Tuesday, August 31, 2010

Wall Street Bails on Obama

This is probably going to sound like a familiar story. Recall my post of a few months ago. Link here.

Once upon a time Wall Street's Masters of the Universe adored Barack Obama. They funded his campaign and lent him their credibility by announcing their public support. Some of them even went down to Washington to celebrate his inauguration.

They imagined that it was history in the making. That it surely was. Unfortunately, the history they expected was not the history they got.

Now, the bloom is off the rose, and Wall Street is lining up to attack Obama and is sending its campaign contributions into Republican coffers.

None of this is news. Even the fact that hedge fund honchos Daniel Loeb and Steven Cohen are working for the Republicans should not be all that newsworthy.

To me, the important question is: How did Wall Street's titans get duped by Obama in the first place? What were they thinking, what were they drinking, what addled their minds to the point where they believed that Barack Obama was qualified to be president?

Today, the inimitable Andrew Ross Sorkin reports that savvy observers think that it was all about of EGO. Link here.

In Sorkin's words: "Mr. Obama was viewed as a member of the elite, an Ivy League graduate..., president of the Harvard Law Review-- he was supposed to be just like them. President Obama was the 'intelligent' choice, the same way they felt about themselves. They say that they knew he would seek higher taxes and tighter regulation; that was OK. What they say they did not realize was that they were going to be painted as villains."

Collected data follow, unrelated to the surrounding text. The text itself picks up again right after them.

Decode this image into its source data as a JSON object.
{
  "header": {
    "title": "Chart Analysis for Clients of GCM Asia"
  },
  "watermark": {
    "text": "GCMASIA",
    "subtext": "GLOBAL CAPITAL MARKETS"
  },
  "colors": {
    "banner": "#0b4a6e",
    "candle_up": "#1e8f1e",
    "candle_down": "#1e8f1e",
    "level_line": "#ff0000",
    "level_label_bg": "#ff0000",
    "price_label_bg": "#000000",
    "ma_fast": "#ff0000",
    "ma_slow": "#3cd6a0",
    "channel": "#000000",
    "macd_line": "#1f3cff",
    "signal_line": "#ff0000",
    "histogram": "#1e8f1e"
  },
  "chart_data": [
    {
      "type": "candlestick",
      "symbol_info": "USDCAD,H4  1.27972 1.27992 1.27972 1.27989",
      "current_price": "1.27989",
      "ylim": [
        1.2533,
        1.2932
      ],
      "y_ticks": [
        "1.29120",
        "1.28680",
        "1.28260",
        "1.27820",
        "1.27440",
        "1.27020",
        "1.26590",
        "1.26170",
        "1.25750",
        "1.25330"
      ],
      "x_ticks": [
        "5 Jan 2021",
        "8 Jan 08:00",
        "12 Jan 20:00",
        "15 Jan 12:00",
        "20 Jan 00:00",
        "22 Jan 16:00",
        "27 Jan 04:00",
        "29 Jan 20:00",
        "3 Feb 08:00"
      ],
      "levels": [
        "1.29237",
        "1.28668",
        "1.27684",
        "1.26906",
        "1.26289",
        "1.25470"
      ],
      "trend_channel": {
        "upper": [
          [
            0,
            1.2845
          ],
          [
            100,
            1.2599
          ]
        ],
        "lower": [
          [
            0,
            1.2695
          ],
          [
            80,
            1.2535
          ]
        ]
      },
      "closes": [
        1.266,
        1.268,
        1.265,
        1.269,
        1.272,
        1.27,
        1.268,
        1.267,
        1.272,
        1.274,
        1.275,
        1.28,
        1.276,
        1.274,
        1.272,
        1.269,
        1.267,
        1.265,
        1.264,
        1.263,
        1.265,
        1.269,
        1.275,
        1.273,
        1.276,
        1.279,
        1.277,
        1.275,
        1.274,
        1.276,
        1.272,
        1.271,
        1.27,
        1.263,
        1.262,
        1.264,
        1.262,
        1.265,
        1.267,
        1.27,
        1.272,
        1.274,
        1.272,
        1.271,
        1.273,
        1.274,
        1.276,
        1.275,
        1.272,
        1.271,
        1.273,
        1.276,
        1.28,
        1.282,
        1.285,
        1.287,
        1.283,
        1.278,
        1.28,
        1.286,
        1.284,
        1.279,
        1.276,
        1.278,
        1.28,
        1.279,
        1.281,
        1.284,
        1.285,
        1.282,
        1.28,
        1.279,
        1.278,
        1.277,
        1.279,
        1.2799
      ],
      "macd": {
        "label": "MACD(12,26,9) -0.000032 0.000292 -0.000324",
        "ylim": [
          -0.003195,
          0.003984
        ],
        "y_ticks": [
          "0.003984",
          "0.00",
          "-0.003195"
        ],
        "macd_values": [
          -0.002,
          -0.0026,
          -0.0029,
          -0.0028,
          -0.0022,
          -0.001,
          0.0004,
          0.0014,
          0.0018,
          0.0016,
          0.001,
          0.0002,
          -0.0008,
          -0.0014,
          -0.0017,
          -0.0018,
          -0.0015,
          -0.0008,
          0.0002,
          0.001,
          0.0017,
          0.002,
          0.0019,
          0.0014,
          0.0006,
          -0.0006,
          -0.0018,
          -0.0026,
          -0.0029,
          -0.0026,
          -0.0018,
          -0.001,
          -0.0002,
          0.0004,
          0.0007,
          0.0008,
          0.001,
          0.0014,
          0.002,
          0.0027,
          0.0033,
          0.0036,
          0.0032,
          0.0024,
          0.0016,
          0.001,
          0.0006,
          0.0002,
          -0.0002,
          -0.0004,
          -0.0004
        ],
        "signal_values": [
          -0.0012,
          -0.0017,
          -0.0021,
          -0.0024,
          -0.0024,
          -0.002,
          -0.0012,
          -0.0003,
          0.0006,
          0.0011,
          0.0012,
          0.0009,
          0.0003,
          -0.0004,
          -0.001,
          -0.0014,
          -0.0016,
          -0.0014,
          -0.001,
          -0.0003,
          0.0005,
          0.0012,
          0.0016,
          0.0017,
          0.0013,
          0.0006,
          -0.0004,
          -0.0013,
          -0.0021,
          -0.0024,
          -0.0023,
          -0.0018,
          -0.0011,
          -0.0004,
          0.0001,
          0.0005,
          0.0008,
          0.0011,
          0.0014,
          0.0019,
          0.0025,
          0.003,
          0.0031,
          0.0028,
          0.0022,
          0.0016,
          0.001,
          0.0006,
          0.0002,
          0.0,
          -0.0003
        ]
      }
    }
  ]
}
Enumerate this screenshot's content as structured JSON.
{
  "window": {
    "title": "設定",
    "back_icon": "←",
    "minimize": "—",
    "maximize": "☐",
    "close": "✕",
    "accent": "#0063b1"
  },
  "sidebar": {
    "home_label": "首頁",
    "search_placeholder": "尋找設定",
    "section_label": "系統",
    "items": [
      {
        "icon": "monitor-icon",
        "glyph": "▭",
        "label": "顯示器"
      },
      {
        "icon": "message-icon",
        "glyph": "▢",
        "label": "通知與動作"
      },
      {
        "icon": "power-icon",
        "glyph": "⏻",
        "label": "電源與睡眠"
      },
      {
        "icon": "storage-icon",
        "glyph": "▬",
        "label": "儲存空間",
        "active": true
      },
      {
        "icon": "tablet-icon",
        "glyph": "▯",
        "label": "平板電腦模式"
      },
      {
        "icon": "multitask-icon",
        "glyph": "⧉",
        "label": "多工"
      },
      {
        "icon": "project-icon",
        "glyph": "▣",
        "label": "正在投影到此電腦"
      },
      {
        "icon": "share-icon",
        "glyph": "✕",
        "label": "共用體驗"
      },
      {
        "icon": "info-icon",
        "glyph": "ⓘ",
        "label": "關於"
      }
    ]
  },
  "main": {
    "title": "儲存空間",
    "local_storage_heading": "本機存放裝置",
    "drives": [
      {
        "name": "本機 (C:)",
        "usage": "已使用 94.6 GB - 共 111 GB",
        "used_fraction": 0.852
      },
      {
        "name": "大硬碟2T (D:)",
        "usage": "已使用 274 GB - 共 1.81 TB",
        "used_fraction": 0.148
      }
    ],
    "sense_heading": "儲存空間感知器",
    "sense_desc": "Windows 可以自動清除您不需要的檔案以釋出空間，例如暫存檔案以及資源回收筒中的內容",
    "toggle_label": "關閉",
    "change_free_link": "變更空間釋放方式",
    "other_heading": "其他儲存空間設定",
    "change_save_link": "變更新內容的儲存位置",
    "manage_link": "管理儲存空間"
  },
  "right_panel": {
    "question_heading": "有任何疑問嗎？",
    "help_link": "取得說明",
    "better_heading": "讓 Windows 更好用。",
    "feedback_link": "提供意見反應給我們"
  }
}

Take a few moments to unpack the minds of these Wall Street titans. Are they bankers or philosopher-kings? Whatever made them think that "intelligent," coupled with Ivy League credentials was a qualification to be President of the United States?

One would understand perfectly if Lloyd Blankfein, also a Harvard Law graduate, would want to hire a bright young Harvard Law grad as a junior associate at Goldman Sachs. But would he ever imagine hiring that person, based on those credentials, as his successor as Chairman and CEO of Goldman Sachs?

What were they thinking?  Were they thinking at all? Sorkin's explanation does not inspire confidence in Wall Street. If anything it suggests that these bankers deserved to see their reputations pulled down a few notches.

Justice works in strange ways.

Sorkin seems to suggest that these great bankers were not really thinking like bankers and corporate executives. They mistook themselves for philosopher-kings. And they didn't even know it.

In the land of philosopher-kings intelligence matters more than experience. Those who rule are those who see Ideas most clearly. And every good Platonist knows that too much hands-on experience can dull your vision of the great Ideas.

This is bad enough. But whatever made these Wall Street bankers believe that they were competent to judge Obama's command of ideas?

Had they exercised a minimum of judgment they would  have started by asking themselves whether he was qualified to be a corporate CEO.

Let's see: community organizer; state legislator; adjunct law school lecturer; sometime senator... does it add up to CEO? 

They could and should have known better than to trust credentials when the credentialing process has long since become corrupted by identity politics.

Of course, they could have heeded the warnings that were all over the media, especially those that implored them to look at the company Obama had kept.

When hiring for their own firms these bankers will surely downgrade a candidate who has poor table manners. They would want to know with whom the candidate associates? Who are his friends? Who does he hang around with?

When it came to Obama, they were so thoroughly smitten by the Idea of Obama that they put their heads in the sands. A quick glance at his pastor, his friends and his associates would have told them, unambiguously, that he was a man of the radical left.

Not only was he not one of them, but he was married to an ideology that defined them as the enemy.

Why did they ignore the evidence? Why did they turn a blind eye to the facts? Simply, because they wanted to count among the New York intellectual elite. They wanted to present themselves, not as great bankers, but as great thinkers.

In the end they were neither, and America is the poorer for it.



 

1 comment:

sss said...

Of course America is poorer for having to bail out Wall Street. And STILL Bankers are not satisfied????

What the hell MORE do they want from us - our blood?